The "brand owner or perfume manufacturer" does not comment on the place where the "atlantic white cedar" (fictitious white cypress), as declared, stands in concrete terms. But a simple smell on the wet skin gives you an idea: It's a kitchen. The chef has a soft spot for sweet and spicy dishes, also on an alcoholic basis.

Because it opens up a dark, liqueur-like sweetness, more brown than green; stripes the medicinal. A little later I think of thickened fruit. Or maybe fig juice? An obscure curry sauce comes to my mind, there's something spicy about it. My favourite colleague decided quickly and without compromise on "Maggikraut". Hm... Finally the flash of inspiration: sweet Marsala sauce, neatly reduced in the pan (when preparing the Saltimbocca alla Marsala) - that's the closest thing so far! That certainly smells not bad, but unfortunately terribly un-perfumed.

But I was really happy about a second track: The designated successor of this colleague, who was gradually approaching retirement age, suddenly snowed in and asked very interested whether I had sprayed on something strange (!) again, it smells of strange wood. She's right - about both. There is actually quite dark wood during the day, obviously particularly prominent in the radiation.

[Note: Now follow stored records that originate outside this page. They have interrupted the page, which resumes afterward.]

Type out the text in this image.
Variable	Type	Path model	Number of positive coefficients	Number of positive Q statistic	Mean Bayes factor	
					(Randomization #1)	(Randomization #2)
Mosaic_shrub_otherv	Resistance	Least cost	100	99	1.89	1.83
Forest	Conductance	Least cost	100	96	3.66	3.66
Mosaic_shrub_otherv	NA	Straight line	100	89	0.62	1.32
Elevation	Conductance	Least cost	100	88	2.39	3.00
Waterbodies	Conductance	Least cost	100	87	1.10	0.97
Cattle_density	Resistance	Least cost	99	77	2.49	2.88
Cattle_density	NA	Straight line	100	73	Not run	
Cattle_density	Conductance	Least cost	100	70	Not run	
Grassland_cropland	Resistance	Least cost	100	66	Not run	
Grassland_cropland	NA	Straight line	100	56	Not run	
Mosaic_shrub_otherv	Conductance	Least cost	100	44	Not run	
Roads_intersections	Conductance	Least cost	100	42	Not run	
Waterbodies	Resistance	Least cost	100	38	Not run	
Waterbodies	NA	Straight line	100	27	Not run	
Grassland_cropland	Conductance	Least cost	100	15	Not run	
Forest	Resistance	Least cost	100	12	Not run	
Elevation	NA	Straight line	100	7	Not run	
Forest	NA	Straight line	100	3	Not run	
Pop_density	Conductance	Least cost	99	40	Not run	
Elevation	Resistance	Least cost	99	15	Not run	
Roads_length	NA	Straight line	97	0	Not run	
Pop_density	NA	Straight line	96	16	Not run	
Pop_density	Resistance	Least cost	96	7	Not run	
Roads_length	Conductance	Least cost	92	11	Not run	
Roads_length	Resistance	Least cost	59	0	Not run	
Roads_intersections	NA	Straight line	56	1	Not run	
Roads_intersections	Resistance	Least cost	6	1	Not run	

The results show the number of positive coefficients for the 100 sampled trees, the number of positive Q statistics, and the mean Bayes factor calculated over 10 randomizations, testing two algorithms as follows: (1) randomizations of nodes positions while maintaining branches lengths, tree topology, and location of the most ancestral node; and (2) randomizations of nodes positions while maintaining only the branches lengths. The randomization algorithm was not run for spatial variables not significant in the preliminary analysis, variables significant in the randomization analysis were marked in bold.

But in the early afternoon I land again with a thought of Fig. For a while I try the tough, almost overripe sweetness of the dried variant, until after about eight hours, towards the end of the fragrance, we even reach fig jam, as it is occasionally served with cheese.

Conclusion: With the best will I cannot associate the scent with a region, let alone with a single conifer species. The fake cypresses known to me personally, so to speak, smell completely different. And also apart from that I don't get quite warm with the odd gourmand stuff of'Dark Woods' in context.

Thank you Yatagan for the rehearsal.